In assessments, performance skills were a major consideration; a confident dancer with artistic appreciation of the movement with an average technique could gain equal marks as a highly technical dancer with a lack of performance quality.
Classes at the University of Wolverhampton are quite different in some ways yet the same in others. There is not so much of an emphasis on all round athletic strength, but performance qualities are discussed and taught more.

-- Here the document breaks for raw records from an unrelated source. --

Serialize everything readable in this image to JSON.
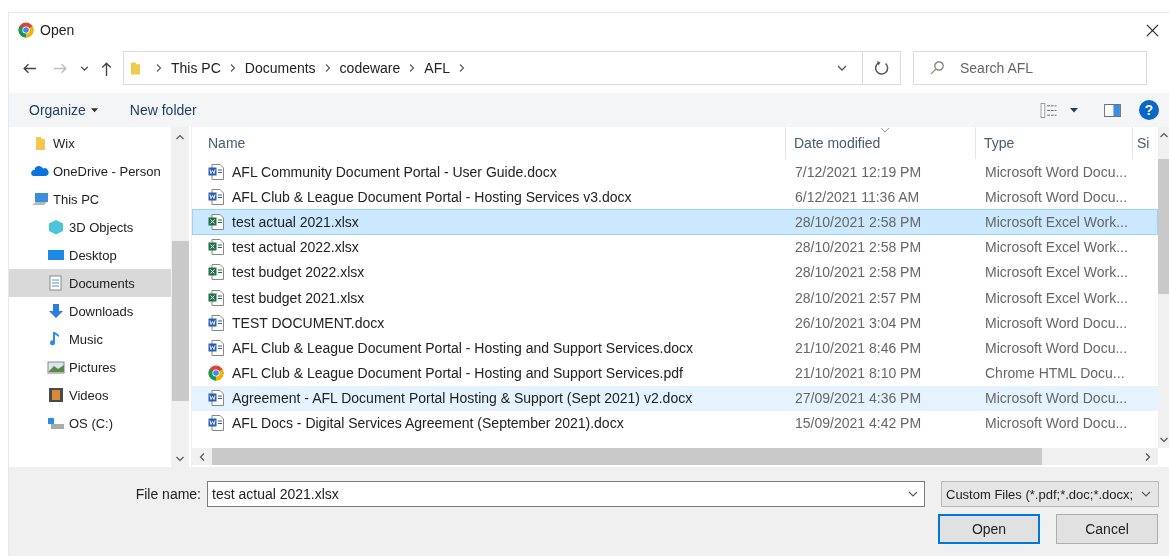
{
  "window": {
    "title": "Open"
  },
  "address": {
    "path": [
      "This PC",
      "Documents",
      "codeware",
      "AFL"
    ]
  },
  "search": {
    "placeholder": "Search AFL"
  },
  "toolbar": {
    "organize": "Organize",
    "new_folder": "New folder",
    "help": "?"
  },
  "sidebar": {
    "items": [
      {
        "label": "Wix",
        "kind": "folder",
        "selected": false
      },
      {
        "label": "OneDrive - Person",
        "kind": "cloud",
        "selected": false
      },
      {
        "label": "This PC",
        "kind": "pc",
        "selected": false,
        "children": [
          {
            "label": "3D Objects",
            "kind": "cube",
            "selected": false
          },
          {
            "label": "Desktop",
            "kind": "desktop",
            "selected": false
          },
          {
            "label": "Documents",
            "kind": "documents",
            "selected": true
          },
          {
            "label": "Downloads",
            "kind": "downloads",
            "selected": false
          },
          {
            "label": "Music",
            "kind": "music",
            "selected": false
          },
          {
            "label": "Pictures",
            "kind": "pictures",
            "selected": false
          },
          {
            "label": "Videos",
            "kind": "videos",
            "selected": false
          },
          {
            "label": "OS (C:)",
            "kind": "drive",
            "selected": false
          }
        ]
      }
    ]
  },
  "table": {
    "columns": [
      "Name",
      "Date modified",
      "Type",
      "Si"
    ],
    "rows": [
      {
        "name": "AFL Community Document Portal - User Guide.docx",
        "date": "7/12/2021 12:19 PM",
        "type": "Microsoft Word Docu...",
        "kind": "word",
        "selected": false,
        "hovered": false
      },
      {
        "name": "AFL Club & League Document Portal - Hosting Services v3.docx",
        "date": "6/12/2021 11:36 AM",
        "type": "Microsoft Word Docu...",
        "kind": "word",
        "selected": false,
        "hovered": false
      },
      {
        "name": "test actual 2021.xlsx",
        "date": "28/10/2021 2:58 PM",
        "type": "Microsoft Excel Work...",
        "kind": "excel",
        "selected": true,
        "hovered": false
      },
      {
        "name": "test actual 2022.xlsx",
        "date": "28/10/2021 2:58 PM",
        "type": "Microsoft Excel Work...",
        "kind": "excel",
        "selected": false,
        "hovered": false
      },
      {
        "name": "test budget 2022.xlsx",
        "date": "28/10/2021 2:58 PM",
        "type": "Microsoft Excel Work...",
        "kind": "excel",
        "selected": false,
        "hovered": false
      },
      {
        "name": "test budget 2021.xlsx",
        "date": "28/10/2021 2:57 PM",
        "type": "Microsoft Excel Work...",
        "kind": "excel",
        "selected": false,
        "hovered": false
      },
      {
        "name": "TEST DOCUMENT.docx",
        "date": "26/10/2021 3:04 PM",
        "type": "Microsoft Word Docu...",
        "kind": "word",
        "selected": false,
        "hovered": false
      },
      {
        "name": "AFL Club & League Document Portal - Hosting and Support Services.docx",
        "date": "21/10/2021 8:46 PM",
        "type": "Microsoft Word Docu...",
        "kind": "word",
        "selected": false,
        "hovered": false
      },
      {
        "name": "AFL Club & League Document Portal - Hosting and Support Services.pdf",
        "date": "21/10/2021 8:10 PM",
        "type": "Chrome HTML Docu...",
        "kind": "chrome",
        "selected": false,
        "hovered": false
      },
      {
        "name": "Agreement - AFL Document Portal Hosting & Support (Sept 2021) v2.docx",
        "date": "27/09/2021 4:36 PM",
        "type": "Microsoft Word Docu...",
        "kind": "word",
        "selected": false,
        "hovered": true
      },
      {
        "name": "AFL Docs - Digital Services Agreement (September 2021).docx",
        "date": "15/09/2021 4:42 PM",
        "type": "Microsoft Word Docu...",
        "kind": "word",
        "selected": false,
        "hovered": false
      }
    ]
  },
  "file_name": {
    "label": "File name:",
    "value": "test actual 2021.xlsx"
  },
  "file_type": {
    "value": "Custom Files (*.pdf;*.doc;*.docx;"
  },
  "buttons": [
    "Open",
    "Cancel"
  ]
}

“The Fives” is an exercise taught at the University of Wolverhampton Dance Studies Year 1 Technique Class. It is performed to a piece of music in 5/4 timing at a moderate tempo. It is a fusion between Cunningham and Graham technique and therefore it is appropriate to this assignment. The key to this exercise is getting past the “mechanics” of the movement; it needs to become “embodied” so that it can be performed freely. It is this performance direction and the use of 5/4 music that gives it the Graham feel. The use of breath is another technique Graham used to enhance her performances and quick breath can speed up the movement, particularly when the position goes from a high rise with the arms up into a deep plie in second with the arms crossing from high to a broad second, making it sharper. However the lack of contraction and release techniques pushes it away from Grahams style. Cunningham technique is present in the use of the spine twisting in one section, with the legs working individually from the torso – the arms are still in a broad second, the feet move to first in a turned out position, as the right leg tendus the spine twists to the right, the hips staying central and the arms and shoulders in a fixed position.

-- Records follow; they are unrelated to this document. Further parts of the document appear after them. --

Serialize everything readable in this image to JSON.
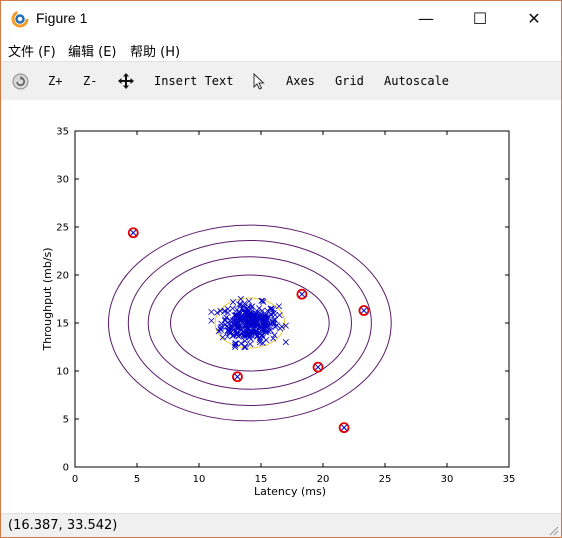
{
  "window": {
    "title": "Figure 1",
    "controls": {
      "minimize": "—",
      "maximize": "☐",
      "close": "✕"
    },
    "icon": "octave-logo-icon"
  },
  "menu": [
    {
      "label": "文件 (F)"
    },
    {
      "label": "编辑 (E)"
    },
    {
      "label": "帮助 (H)"
    }
  ],
  "toolbar": {
    "rotate_icon": "rotate-icon",
    "zoom_in": "Z+",
    "zoom_out": "Z-",
    "pan_icon": "pan-arrows-icon",
    "insert_text": "Insert Text",
    "select_icon": "pointer-icon",
    "axes": "Axes",
    "grid": "Grid",
    "autoscale": "Autoscale"
  },
  "status": {
    "coords": "(16.387, 33.542)"
  },
  "colors": {
    "contour_outer": "#5a1a6b",
    "contour_inner": "#e8c830",
    "data_points": "#0000cc",
    "anomaly": "#e00000"
  },
  "chart_data": {
    "type": "scatter",
    "title": "",
    "xlabel": "Latency (ms)",
    "ylabel": "Throughput (mb/s)",
    "xlim": [
      0,
      35
    ],
    "ylim": [
      0,
      35
    ],
    "xticks": [
      0,
      5,
      10,
      15,
      20,
      25,
      30,
      35
    ],
    "yticks": [
      0,
      5,
      10,
      15,
      20,
      25,
      30,
      35
    ],
    "grid": false,
    "center": [
      14.1,
      15.0
    ],
    "cluster": {
      "marker": "x",
      "approx_count": 300,
      "x_range": [
        11.0,
        17.0
      ],
      "y_range": [
        12.5,
        18.0
      ]
    },
    "contours": [
      {
        "level": "outer",
        "rx": 11.4,
        "ry": 10.2
      },
      {
        "level": "outer",
        "rx": 9.8,
        "ry": 8.6
      },
      {
        "level": "outer",
        "rx": 8.2,
        "ry": 6.9
      },
      {
        "level": "outer",
        "rx": 6.4,
        "ry": 5.0
      },
      {
        "level": "inner",
        "rx": 2.8,
        "ry": 2.6
      }
    ],
    "anomalies": [
      [
        4.7,
        24.4
      ],
      [
        13.1,
        9.4
      ],
      [
        18.3,
        18.0
      ],
      [
        19.6,
        10.4
      ],
      [
        21.7,
        4.1
      ],
      [
        23.3,
        16.3
      ]
    ]
  }
}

There are many reasons and skills that this exercise looks at. First of it encourages the brain to work in five rather than the usual four or three beats in a bar that dancers are used to working with. Another skill is embodying the movement so that it is performed from the inside out. Also there are the technical elements of turnout, tendus, chassés, quick devlopés and extension of the foot, plus balance and overall control in the abdominal muscles. Dennie Wilson, Dance Studies lecturer at the University, has explained that, unlike Balanchine’s beliefs, the movement should be enjoyed. The twisting in the hips, the extension in the legs, the movement out of the dancers personal kinesphere in the rond de jambe section, the speed in the double turn at the end. By repeating it on the other side it becomes more embodied and the skill of being able to repeat things on the opposite side is practised.

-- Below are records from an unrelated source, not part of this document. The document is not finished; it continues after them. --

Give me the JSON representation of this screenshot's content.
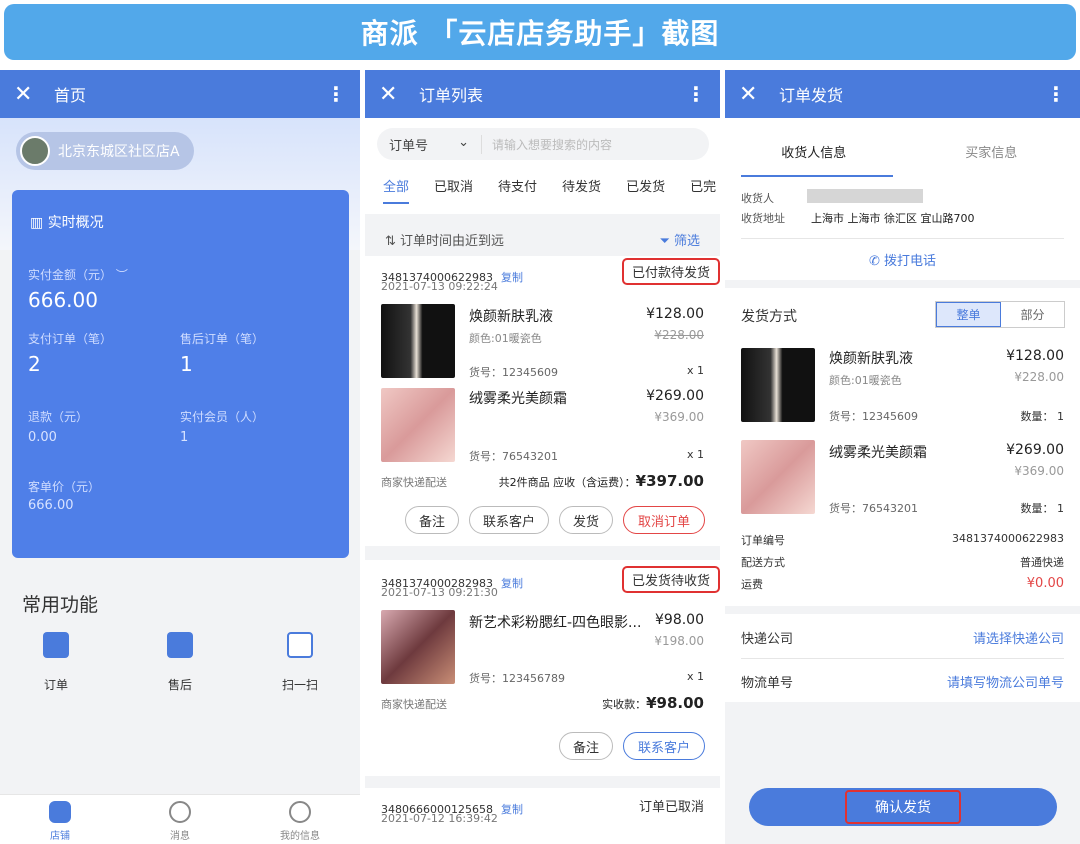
{
  "banner": "商派 「云店店务助手」截图",
  "panel1": {
    "title": "首页",
    "store": "北京东城区社区店A",
    "overview_title": "实时概况",
    "paid_label": "实付金额（元）",
    "paid_value": "666.00",
    "pay_orders_label": "支付订单（笔）",
    "pay_orders_value": "2",
    "after_sale_label": "售后订单（笔）",
    "after_sale_value": "1",
    "refund_label": "退款（元）",
    "refund_value": "0.00",
    "members_label": "实付会员（人）",
    "members_value": "1",
    "avg_label": "客单价（元）",
    "avg_value": "666.00",
    "common_title": "常用功能",
    "functions": [
      "订单",
      "售后",
      "扫一扫"
    ],
    "tabs": [
      "店铺",
      "消息",
      "我的信息"
    ]
  },
  "panel2": {
    "title": "订单列表",
    "search_select": "订单号",
    "search_placeholder": "请输入想要搜索的内容",
    "tabs": [
      "全部",
      "已取消",
      "待支付",
      "待发货",
      "已发货",
      "已完"
    ],
    "sort_label": "订单时间由近到远",
    "filter_label": "筛选",
    "orders": [
      {
        "no": "3481374000622983",
        "copy": "复制",
        "time": "2021-07-13 09:22:24",
        "status": "已付款待发货",
        "items": [
          {
            "name": "焕颜新肤乳液",
            "variant": "颜色:01暖瓷色",
            "price": "¥128.00",
            "orig": "¥228.00",
            "sku": "货号：12345609",
            "qty": "x 1"
          },
          {
            "name": "绒雾柔光美颜霜",
            "variant": "",
            "price": "¥269.00",
            "orig": "¥369.00",
            "sku": "货号：76543201",
            "qty": "x 1"
          }
        ],
        "delivery": "商家快递配送",
        "summary": "共2件商品 应收（含运费）：",
        "total": "¥397.00",
        "buttons": [
          "备注",
          "联系客户",
          "发货",
          "取消订单"
        ]
      },
      {
        "no": "3481374000282983",
        "copy": "复制",
        "time": "2021-07-13 09:21:30",
        "status": "已发货待收货",
        "items": [
          {
            "name": "新艺术彩粉腮红-四色眼影...",
            "variant": "",
            "price": "¥98.00",
            "orig": "¥198.00",
            "sku": "货号：123456789",
            "qty": "x 1"
          }
        ],
        "delivery": "商家快递配送",
        "summary": "实收款：",
        "total": "¥98.00",
        "buttons": [
          "备注",
          "联系客户"
        ]
      },
      {
        "no": "3480666000125658",
        "copy": "复制",
        "time": "2021-07-12 16:39:42",
        "status": "订单已取消"
      }
    ]
  },
  "panel3": {
    "title": "订单发货",
    "tabs": [
      "收货人信息",
      "买家信息"
    ],
    "receiver_label": "收货人",
    "address_label": "收货地址",
    "address": "上海市 上海市 徐汇区 宜山路700",
    "call": "拨打电话",
    "ship_method_label": "发货方式",
    "seg": [
      "整单",
      "部分"
    ],
    "items": [
      {
        "name": "焕颜新肤乳液",
        "variant": "颜色:01暖瓷色",
        "price": "¥128.00",
        "orig": "¥228.00",
        "sku": "货号：12345609",
        "qty": "数量： 1"
      },
      {
        "name": "绒雾柔光美颜霜",
        "variant": "",
        "price": "¥269.00",
        "orig": "¥369.00",
        "sku": "货号：76543201",
        "qty": "数量： 1"
      }
    ],
    "order_no_label": "订单编号",
    "order_no": "3481374000622983",
    "delivery_label": "配送方式",
    "delivery": "普通快递",
    "freight_label": "运费",
    "freight": "¥0.00",
    "express_label": "快递公司",
    "express_value": "请选择快递公司",
    "tracking_label": "物流单号",
    "tracking_value": "请填写物流公司单号",
    "confirm": "确认发货"
  },
  "colors": {
    "primary": "#4a7bdc",
    "banner": "#52a8ea",
    "highlight": "#e03131",
    "price_red": "#e34646"
  }
}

This is a good exercise to show how dance technique incorporates more than athletic ability.
From all of the above information it is possible to conclude that dance technique classes do incorporate more than athletic ability, it is just in varying degrees. Although there are many other techniques and teachers, it is quite possible to say that performance and artistic values are taught in some way in all classes. The idea of a class is to develop a technique of some form, which can then be incorporated into choreography, which is then performed as an art. The emphasis in a class may not be on the beauty of the body, the inner feelings or the sparkle in the eyes but without artistic sensitivity and apresiation the art of dance cannot be enjoyed.
BIBLIOGRAPHY
Bremser, M (2000) Fifty Contemporary Choreographers. London: Routledge
Carter, A (1999) The Routledge Dance Studies Reader. London: Routledge
Cunningham, M (1991) The Dancer and the Dance. Marion Boyars Publishers
Mazo, J (2000) Prime Movers: the makers of modern dance in America 2nd adition. Princeton Book Company
Schorer, S (1999) Suki Schorer on Balanchine Technique. Dance Books ltd
Various (2001) Not just any body: advancing health, well being and excellence in dance and dancers. The Ginger Press Inc.